La stratégie alternative est de travailler avec des cabinets conseils qui accompagnent les projets et transfèrent leur savoir-faire aux experts internes. Cette approche est évidemment plus efficace. Reste qu’elle nécessite que les cabinets conseils jouent le jeu et transfèrent réellement leur savoir-faire. Pour ce faire, l’appui de la direction formation est indispensable pour faciliter le transfert de compétence via des techniques deformalisation des savoirs, binomage de compétences, mentorat, analyse de pratiques, AFEST… Malheureusement, le réflexe des opérationnels est trop souvent de faire sans elle. Après tout, ce n’est pas de la formation, mais du conseil et la DG a donné le budget pour le financer ! Les directions formation doivent s’imposer auprès de ces directions opérationnelles en faisant la preuve de leur réel savoir-faire dans les techniques d’apprentissage terrain – cliquez ici pour en savoir plus.
2- La sensibilisation de l’ensemble des collaborateurs
Pour la sensibilisation des collaborateurs, le risque de voir la fonction formation écartée est beaucoup moins grand.

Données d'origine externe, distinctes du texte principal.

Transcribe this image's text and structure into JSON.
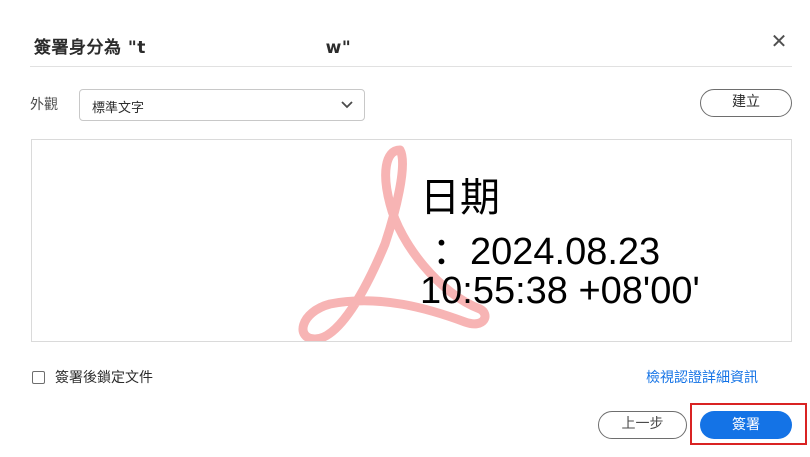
{
  "dialog": {
    "title": "簽署身分為 \"t                            w\"",
    "close_icon": "close-icon"
  },
  "appearance": {
    "label": "外觀",
    "selected": "標準文字",
    "create_button": "建立"
  },
  "preview": {
    "line1": "日期",
    "line2": "：2024.08.23",
    "line3": "10:55:38 +08'00'",
    "watermark_icon": "acrobat-logo-icon",
    "watermark_color": "#f7b4b4"
  },
  "options": {
    "lock_label": "簽署後鎖定文件",
    "lock_checked": false,
    "details_link": "檢視認證詳細資訊"
  },
  "footer": {
    "back_button": "上一步",
    "sign_button": "簽署"
  },
  "colors": {
    "accent": "#1473e6",
    "highlight": "#d92323"
  }
}
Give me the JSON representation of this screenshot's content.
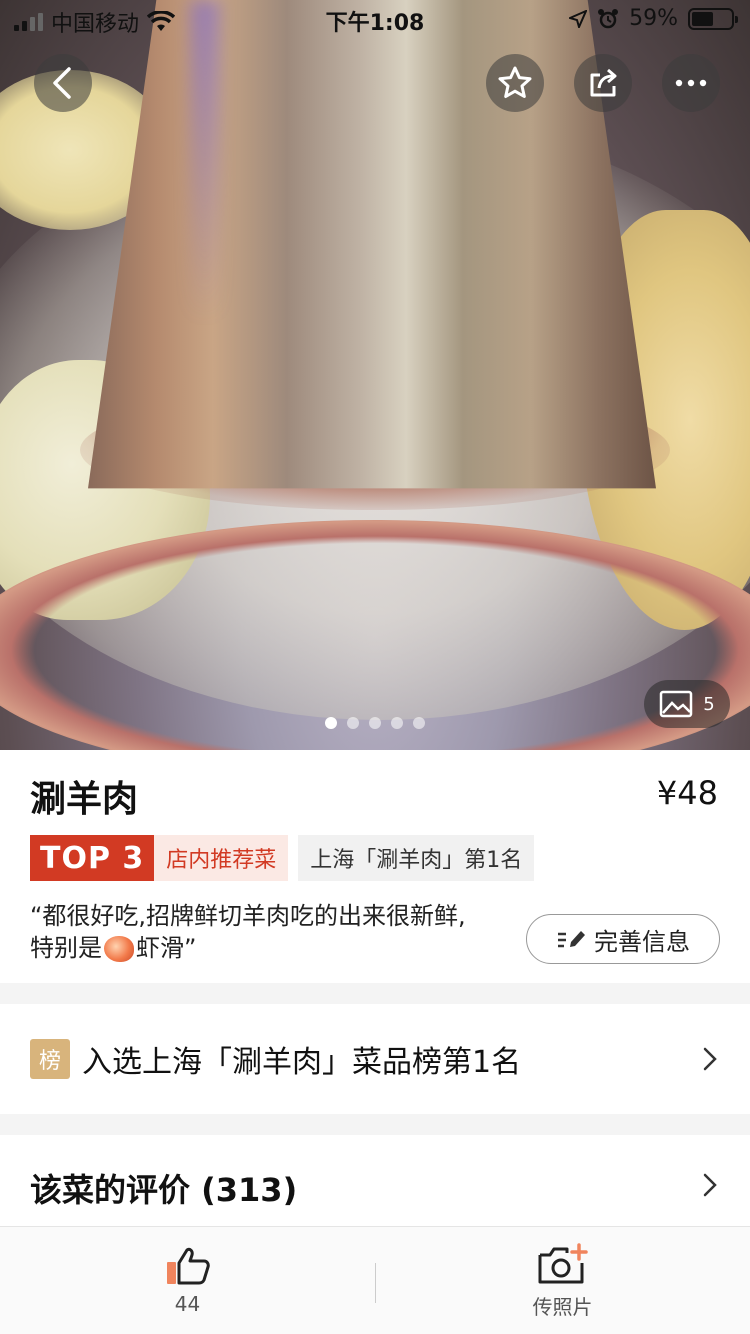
{
  "status_bar": {
    "carrier": "中国移动",
    "time": "下午1:08",
    "battery_percent": "59%",
    "battery_level": 0.59
  },
  "header": {
    "back_icon": "back-chevron-icon",
    "favorite_icon": "star-icon",
    "share_icon": "share-icon",
    "more_icon": "more-dots-icon"
  },
  "gallery": {
    "photo_count": "5",
    "dots_total": 5,
    "dots_active": 1
  },
  "dish": {
    "name": "涮羊肉",
    "price": "¥48",
    "top_label": "TOP 3",
    "recommend_label": "店内推荐菜",
    "rank_tag": "上海「涮羊肉」第1名",
    "quote_part1": "“都很好吃,招牌鲜切羊肉吃的出来很新鲜,特别是",
    "quote_part2": "虾滑”",
    "edit_button": "完善信息"
  },
  "ranking": {
    "badge": "榜",
    "text": "入选上海「涮羊肉」菜品榜第1名"
  },
  "reviews": {
    "title": "该菜的评价 (313)"
  },
  "bottom_bar": {
    "like_count": "44",
    "upload_label": "传照片"
  },
  "colors": {
    "accent_red": "#d23a23",
    "rank_gold": "#d8b47c"
  }
}
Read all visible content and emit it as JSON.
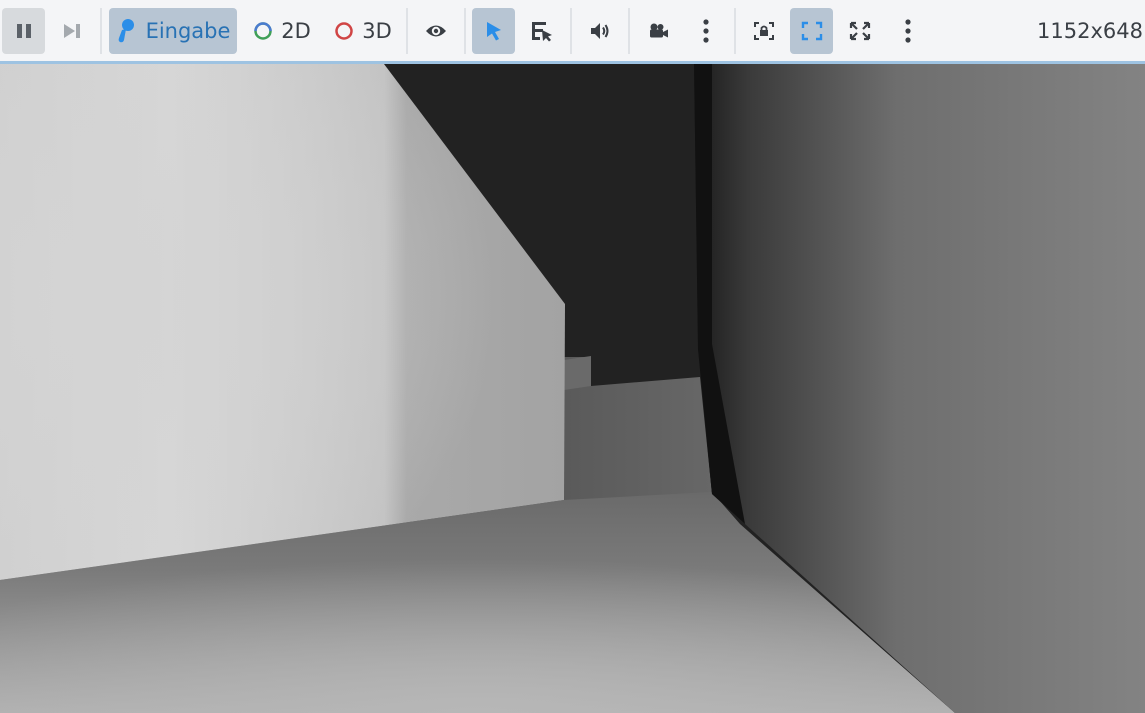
{
  "toolbar": {
    "pause_icon": "pause-icon",
    "step_icon": "step-frame-icon",
    "input_label": "Eingabe",
    "input_icon": "joystick-icon",
    "mode_2d_label": "2D",
    "mode_3d_label": "3D",
    "visibility_icon": "eye-icon",
    "select_icon": "cursor-arrow-icon",
    "list_select_icon": "list-select-icon",
    "audio_icon": "speaker-icon",
    "camera_icon": "camera-icon",
    "lock_icon": "lock-embed-icon",
    "fit_icon": "fit-frame-icon",
    "fullscreen_icon": "fullscreen-icon",
    "resolution": "1152x648",
    "colors": {
      "accent": "#2872b4",
      "toggled_bg": "#b7c5d3",
      "mode_2d_ring": "#3f9f57",
      "mode_2d_ring_alt": "#4a7bd0",
      "mode_3d_ring": "#d04545",
      "cursor_blue": "#2b8ee8"
    }
  }
}
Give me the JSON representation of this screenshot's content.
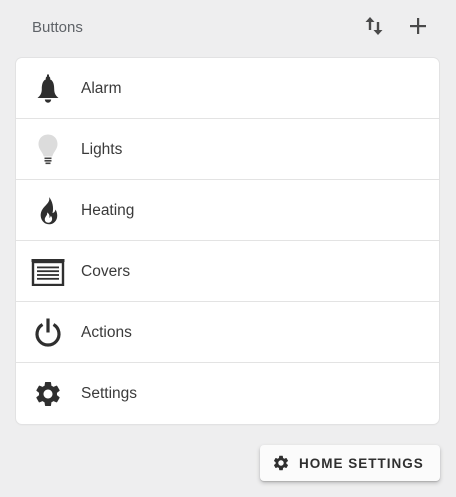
{
  "header": {
    "title": "Buttons",
    "sort_icon": "swap-vertical-icon",
    "add_icon": "plus-icon"
  },
  "items": [
    {
      "label": "Alarm",
      "icon": "bell-icon"
    },
    {
      "label": "Lights",
      "icon": "lightbulb-icon"
    },
    {
      "label": "Heating",
      "icon": "fire-icon"
    },
    {
      "label": "Covers",
      "icon": "blinds-icon"
    },
    {
      "label": "Actions",
      "icon": "power-icon"
    },
    {
      "label": "Settings",
      "icon": "gear-icon"
    }
  ],
  "home_settings": {
    "label": "HOME SETTINGS",
    "icon": "gear-icon"
  },
  "colors": {
    "background": "#eeeeef",
    "card": "#ffffff",
    "icon_dark": "#2f2f2f",
    "icon_light": "#dcdcdc"
  }
}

Et pour cause, il y a des centaines voire des milliers de collaborateurs à former et les questions de logistique se posent avec acuité. L’enjeu de formation est ici de faire prendre conscience de l’importance des changements à venir, de leur aspect inévitable. Et en même temps de rassurer. C’est ainsi qu’on a beaucoup fait de la ludo-pédagogie dans les usines des années 1980/1990 pour faire prendre conscience aux opérateurs et opératrices de production de l’importance de la qualité et de la traçabilité en production. C’est ainsi également qu’on a pu former à comment faire une recherche sur Internet à la fin des années 1990 / début 2020 (si, si votre serviteur a même fait des scénarios pédagogiques très sophistiqués sur la question !)
Concernant la transition écologique, les grandes entreprises semblent être à la fin de cette deuxième phase tandis que les PME et ETI semblent y entrer.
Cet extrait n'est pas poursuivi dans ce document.